Court documents show the government initially offered $114,000.
“The settlement represents an agreement on compensation for the land that was used for the border fence,” said Laura Huffman, state director for the Nature Conservancy. “That was never intended to and doesn't represent the conservation losses that we've experienced.”
On Monday $978,650 was deposited, just a few weeks before a jury trial to determine the value of the land.
The settlement agreement was reached July 9.
Huffman said a jury decision likewise would have been based on what could be proven in terms of the value of the land and the structures atop it, with conservation losses remaining an unknown, if not priceless, factor.
The Conservancy purchased the 1,034-acre tract for $2.6 million in 1999, but figures its total acquisition cost to be about $3.1 million, not counting hundreds of thousands of dollars invested in equipment, stewardship, staff and outreach.
“The border fence has fragmented the preserve, from the standpoint that 800 acres of our preserve are now on the south side of the fence,” she said. “And fragmentation of heritage ranches and landscapes throughout Texas is one of the biggest issues and challenges that we face today.”
Some things still need to be worked out.
A gap in the fence, one of the last segments to be completed, has allowed for easy access for preserve caretaker Max Pons, his family, and workers including restoration technicians who care for the native plant seedlings in the preserve's nursery.
Customs and Border Protection plan eventually to install a gate.
“We do not know that they're planning,” Huffman said when asked about keys or access codes. “They've indicated they would be cooperative with us to the strike the right balance, making sure people who need to have access, have it, but not everybody.”
The house where Pons and his family have lived more than 10 years will be moved to the north side of the fence, meaning an end to the round-the-clock, on-site management he provided, particularly for the seed farm.
It will no longer be feasible for university students conducting research in one of the world's most ecologically diverse tracts to stay in lodging that at night will be locked in the no man's land.
Pons on Tuesday joked about being in a "gated community," but said life on the preserve so far has remained much the same in the year or so since the fence was completed.
The Border Patrol remains a constant presence on both sides of the fence.
“I'm not alone,” he said, watching two Border Patrol vehicles move along the dirt road leading to the preserve. As far as unauthorized immigrants? “I still don't see them like I see the animals.”

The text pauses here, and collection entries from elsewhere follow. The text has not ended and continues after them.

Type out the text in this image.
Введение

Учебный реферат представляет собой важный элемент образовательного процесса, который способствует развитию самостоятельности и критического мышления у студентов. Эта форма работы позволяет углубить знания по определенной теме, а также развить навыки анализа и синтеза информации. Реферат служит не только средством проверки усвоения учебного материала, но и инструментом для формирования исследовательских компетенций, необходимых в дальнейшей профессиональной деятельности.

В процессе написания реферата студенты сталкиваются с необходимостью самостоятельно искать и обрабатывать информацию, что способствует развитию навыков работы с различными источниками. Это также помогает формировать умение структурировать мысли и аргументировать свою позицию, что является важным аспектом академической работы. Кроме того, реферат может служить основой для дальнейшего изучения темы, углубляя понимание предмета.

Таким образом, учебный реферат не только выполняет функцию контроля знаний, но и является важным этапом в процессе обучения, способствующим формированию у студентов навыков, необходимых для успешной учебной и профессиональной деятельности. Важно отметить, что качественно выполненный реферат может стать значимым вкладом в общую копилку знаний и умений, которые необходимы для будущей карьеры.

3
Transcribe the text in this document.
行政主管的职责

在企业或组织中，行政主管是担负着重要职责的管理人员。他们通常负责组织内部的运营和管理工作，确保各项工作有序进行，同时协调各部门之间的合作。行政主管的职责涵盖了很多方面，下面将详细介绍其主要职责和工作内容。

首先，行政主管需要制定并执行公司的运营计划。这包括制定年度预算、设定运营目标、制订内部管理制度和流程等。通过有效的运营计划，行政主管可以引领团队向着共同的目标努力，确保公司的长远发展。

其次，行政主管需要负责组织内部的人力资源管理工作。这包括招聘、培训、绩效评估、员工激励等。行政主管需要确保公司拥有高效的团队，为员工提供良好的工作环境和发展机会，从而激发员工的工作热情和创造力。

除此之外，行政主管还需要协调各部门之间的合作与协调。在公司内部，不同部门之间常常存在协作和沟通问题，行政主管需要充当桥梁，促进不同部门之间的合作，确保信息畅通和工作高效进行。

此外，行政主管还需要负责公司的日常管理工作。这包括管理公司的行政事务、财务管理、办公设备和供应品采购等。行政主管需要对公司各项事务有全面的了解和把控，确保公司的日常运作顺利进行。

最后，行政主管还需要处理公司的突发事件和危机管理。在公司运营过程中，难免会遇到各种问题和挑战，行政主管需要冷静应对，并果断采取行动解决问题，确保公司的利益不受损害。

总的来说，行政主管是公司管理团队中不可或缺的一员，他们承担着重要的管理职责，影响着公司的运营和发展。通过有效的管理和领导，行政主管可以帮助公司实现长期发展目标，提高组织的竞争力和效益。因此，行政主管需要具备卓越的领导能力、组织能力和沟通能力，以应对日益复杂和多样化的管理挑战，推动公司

He said he communicates frequently with the Border Patrol, in part so they know when a new batch of footprints are from student biologists or bird-watchers and not unauthorized immigrants or drug smugglers.

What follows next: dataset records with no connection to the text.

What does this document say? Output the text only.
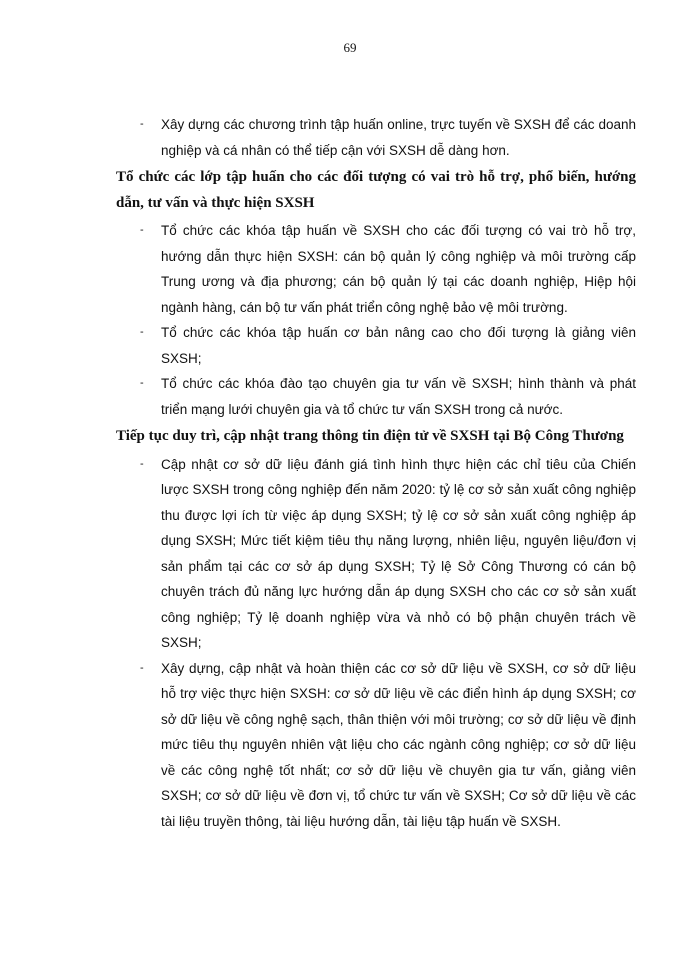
69

- Xây dựng các chương trình tập huấn online, trực tuyến về SXSH để các doanh nghiệp và cá nhân có thể tiếp cận với SXSH dễ dàng hơn.

Tổ chức các lớp tập huấn cho các đối tượng có vai trò hỗ trợ, phổ biến, hướng dẫn, tư vấn và thực hiện SXSH

- Tổ chức các khóa tập huấn về SXSH cho các đối tượng có vai trò hỗ trợ, hướng dẫn thực hiện SXSH: cán bộ quản lý công nghiệp và môi trường cấp Trung ương và địa phương; cán bộ quản lý tại các doanh nghiệp, Hiệp hội ngành hàng, cán bộ tư vấn phát triển công nghệ bảo vệ môi trường.

- Tổ chức các khóa tập huấn cơ bản nâng cao cho đối tượng là giảng viên SXSH;

- Tổ chức các khóa đào tạo chuyên gia tư vấn về SXSH; hình thành và phát triển mạng lưới chuyên gia và tổ chức tư vấn SXSH trong cả nước.

Tiếp tục duy trì, cập nhật trang thông tin điện tử về SXSH tại Bộ Công Thương

- Cập nhật cơ sở dữ liệu đánh giá tình hình thực hiện các chỉ tiêu của Chiến lược SXSH trong công nghiệp đến năm 2020: tỷ lệ cơ sở sản xuất công nghiệp thu được lợi ích từ việc áp dụng SXSH; tỷ lệ cơ sở sản xuất công nghiệp áp dụng SXSH; Mức tiết kiệm tiêu thụ năng lượng, nhiên liệu, nguyên liệu/đơn vị sản phẩm tại các cơ sở áp dụng SXSH; Tỷ lệ Sở Công Thương có cán bộ chuyên trách đủ năng lực hướng dẫn áp dụng SXSH cho các cơ sở sản xuất công nghiệp; Tỷ lệ doanh nghiệp vừa và nhỏ có bộ phận chuyên trách về SXSH;

- Xây dựng, cập nhật và hoàn thiện các cơ sở dữ liệu về SXSH, cơ sở dữ liệu hỗ trợ việc thực hiện SXSH: cơ sở dữ liệu về các điển hình áp dụng SXSH; cơ sở dữ liệu về công nghệ sạch, thân thiện với môi trường; cơ sở dữ liệu về định mức tiêu thụ nguyên nhiên vật liệu cho các ngành công nghiệp; cơ sở dữ liệu về các công nghệ tốt nhất; cơ sở dữ liệu về chuyên gia tư vấn, giảng viên SXSH; cơ sở dữ liệu về đơn vị, tổ chức tư vấn về SXSH; Cơ sở dữ liệu về các tài liệu truyền thông, tài liệu hướng dẫn, tài liệu tập huấn về SXSH.
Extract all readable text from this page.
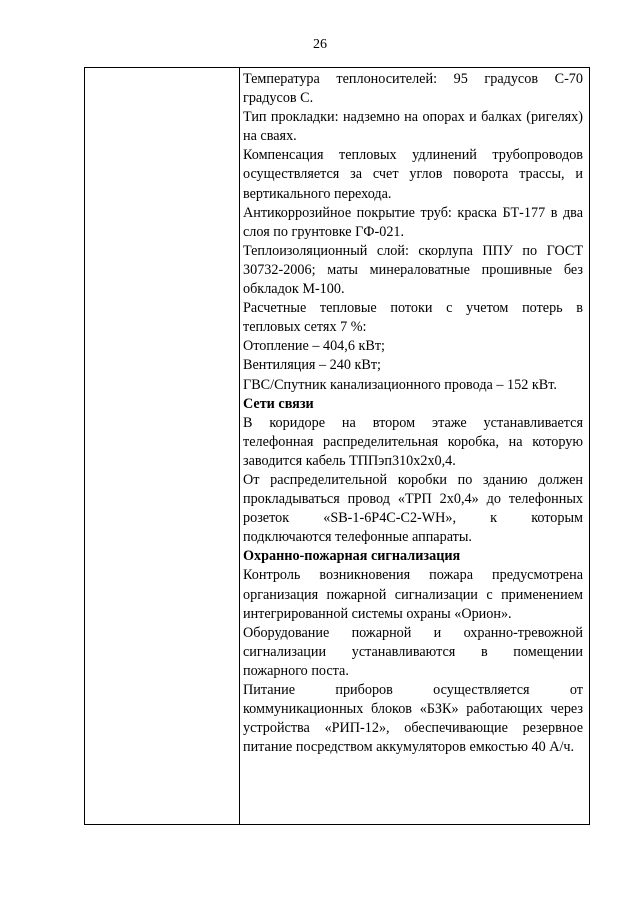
26

Температура теплоносителей: 95 градусов С-70 градусов С.

Тип прокладки: надземно на опорах и балках (ригелях) на сваях.

Компенсация тепловых удлинений трубопроводов осуществляется за счет углов поворота трассы, и вертикального перехода.

Антикоррозийное покрытие труб: краска БТ-177 в два слоя по грунтовке ГФ-021.

Теплоизоляционный слой: скорлупа ППУ по ГОСТ 30732-2006; маты минераловатные прошивные без обкладок М-100.

Расчетные тепловые потоки с учетом потерь в тепловых сетях 7 %:

Отопление – 404,6 кВт;

Вентиляция – 240 кВт;

ГВС/Спутник канализационного провода – 152 кВт.

Сети связи

В коридоре на втором этаже устанавливается телефонная распределительная коробка, на которую заводится кабель ТППэп310х2х0,4.

От распределительной коробки по зданию должен прокладываться провод «ТРП 2х0,4» до телефонных розеток «SB-1-6P4C-C2-WH», к которым подключаются телефонные аппараты.

Охранно-пожарная сигнализация

Контроль возникновения пожара предусмотрена организация пожарной сигнализации с применением интегрированной системы охраны «Орион».

Оборудование пожарной и охранно-тревожной сигнализации устанавливаются в помещении пожарного поста.

Питание приборов осуществляется от коммуникационных блоков «БЗК» работающих через устройства «РИП-12», обеспечивающие резервное питание посредством аккумуляторов емкостью 40 А/ч.
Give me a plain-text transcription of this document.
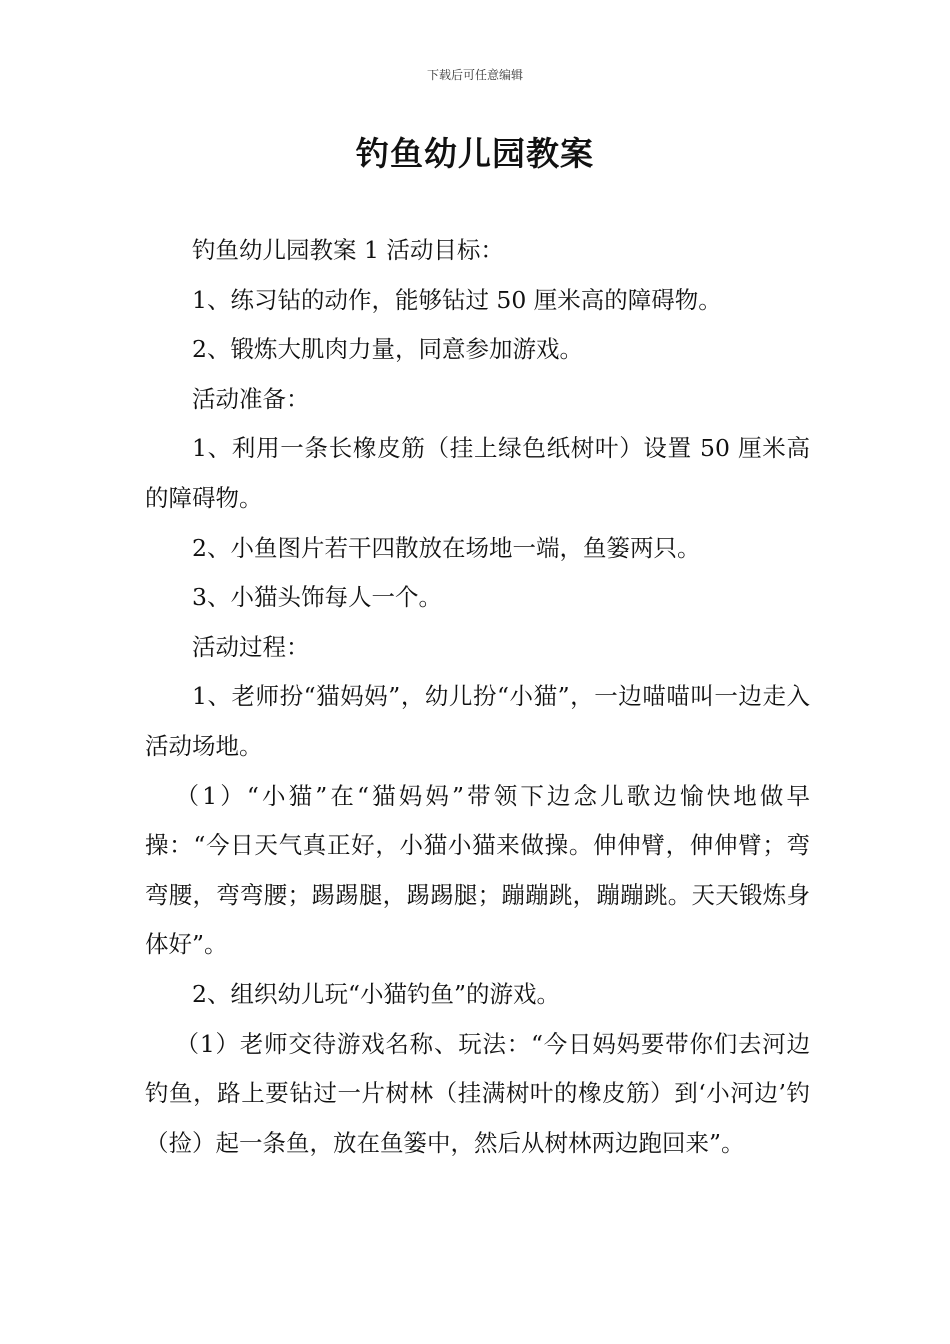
下载后可任意编辑
钓鱼幼儿园教案

钓鱼幼儿园教案 1 活动目标：

1、练习钻的动作，能够钻过 50 厘米高的障碍物。

2、锻炼大肌肉力量，同意参加游戏。

活动准备：

1、利用一条长橡皮筋（挂上绿色纸树叶）设置 50 厘米高的障碍物。

2、小鱼图片若干四散放在场地一端，鱼篓两只。

3、小猫头饰每人一个。

活动过程：

1、老师扮“猫妈妈”，幼儿扮“小猫”，一边喵喵叫一边走入活动场地。

（1）“小猫”在“猫妈妈”带领下边念儿歌边愉快地做早操：“今日天气真正好，小猫小猫来做操。伸伸臂，伸伸臂；弯弯腰，弯弯腰；踢踢腿，踢踢腿；蹦蹦跳，蹦蹦跳。天天锻炼身体好”。

2、组织幼儿玩“小猫钓鱼”的游戏。

（1）老师交待游戏名称、玩法：“今日妈妈要带你们去河边钓鱼，路上要钻过一片树林（挂满树叶的橡皮筋）到‘小河边’钓（捡）起一条鱼，放在鱼篓中，然后从树林两边跑回来”。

While there are 107 acres of experimental farmland north of the fence, he said he was glad that the ponds, palm forests, and other native fauna — the entire habitat portion — remained intact.
Initial concepts for the fence would have placed it closer to the Rio Grande, a scenario that would have separated wildlife from their lifeblood.

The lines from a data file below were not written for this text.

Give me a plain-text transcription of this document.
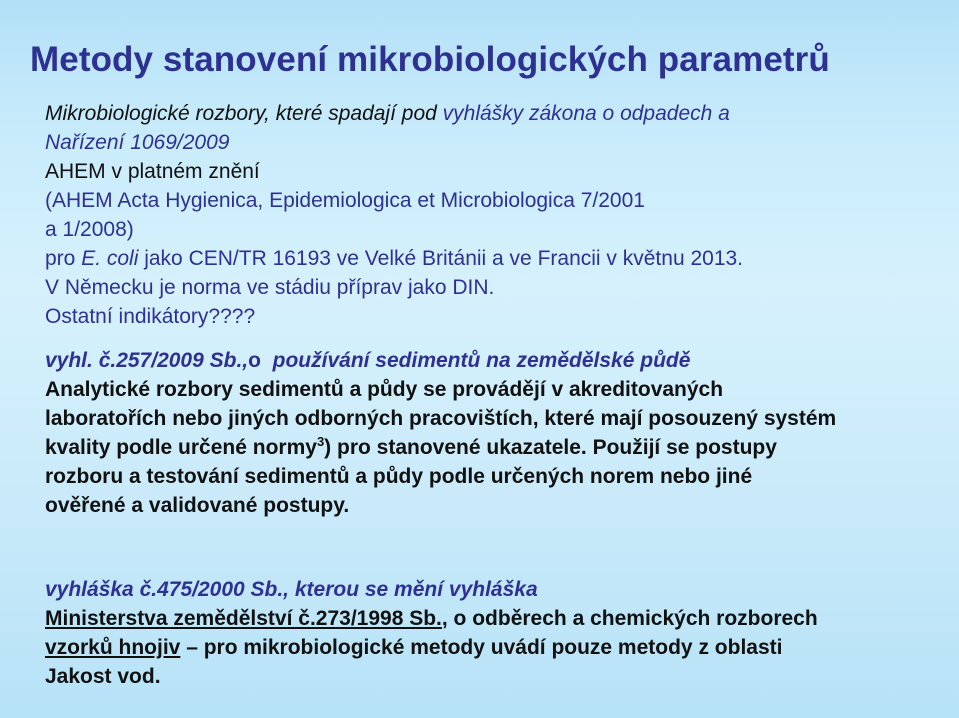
Metody stanovení mikrobiologických parametrů
Mikrobiologické rozbory, které spadají pod vyhlášky zákona o odpadech a
Nařízení 1069/2009
AHEM v platném znění
(AHEM Acta Hygienica, Epidemiologica et Microbiologica 7/2001
a 1/2008)
pro E. coli jako CEN/TR 16193 ve Velké Británii a ve Francii v květnu 2013.
V Německu je norma ve stádiu příprav jako DIN.
Ostatní indikátory????
vyhl. č.257/2009 Sb.,o  používání sedimentů na zemědělské půdě
Analytické rozbory sedimentů a půdy se provádějí v akreditovaných
laboratořích nebo jiných odborných pracovištích, které mají posouzený systém
kvality podle určené normy$^3$) pro stanovené ukazatele. Použijí se postupy
rozboru a testování sedimentů a půdy podle určených norem nebo jiné
ověřené a validované postupy.
vyhláška č.475/2000 Sb., kterou se mění vyhláška
Ministerstva zemědělství č.273/1998 Sb., o odběrech a chemických rozborech
vzorků hnojiv – pro mikrobiologické metody uvádí pouze metody z oblasti
Jakost vod.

“It's an extremely unique pristine area, made up of really interesting geological formations,” Pons said. “The hills that you see out there are referred to as ‘lomas,' Spanish for ‘active clay dunes.'” And it's part of 50,000 years of windblown and water-carried sediments piling up.
“One of the greatest feelings I have is when university classes come out and we go for a walk, and they look at me and say, ‘Wow, we didn't know this was here,'” he said.
The settlement is one of the last in a slew of condemnation lawsuits the government filed in 2008 to build the fence.
But even as it was reached, environmentalists have begun waging a fierce informational campaign regarding new segments planned to the west.
The segments have so far been stalled by concerns the fence's tooth-like structure could collect debris like a colander, creating flooding nightmares, said Scott Nicol of the group “No Border Wall.”
But the U.S. arm of the International Boundary and Water Commission, the binational commission charged with enforcing treaties sharing the Rio Grande, said recently it would not oppose the fencing, reversing its prior stance despite the Mexican arm's continued opposition.
“For years the U.S. half was telling Customs and Border Protection, ‘If you want to build this, you have to build something that can be removed, something that you can drag out of the floodplain within 72 hours of notice,'” he said. "Customs and Border Protection has said, ‘No, that's not feasible.' That should mean you just don't do it then.”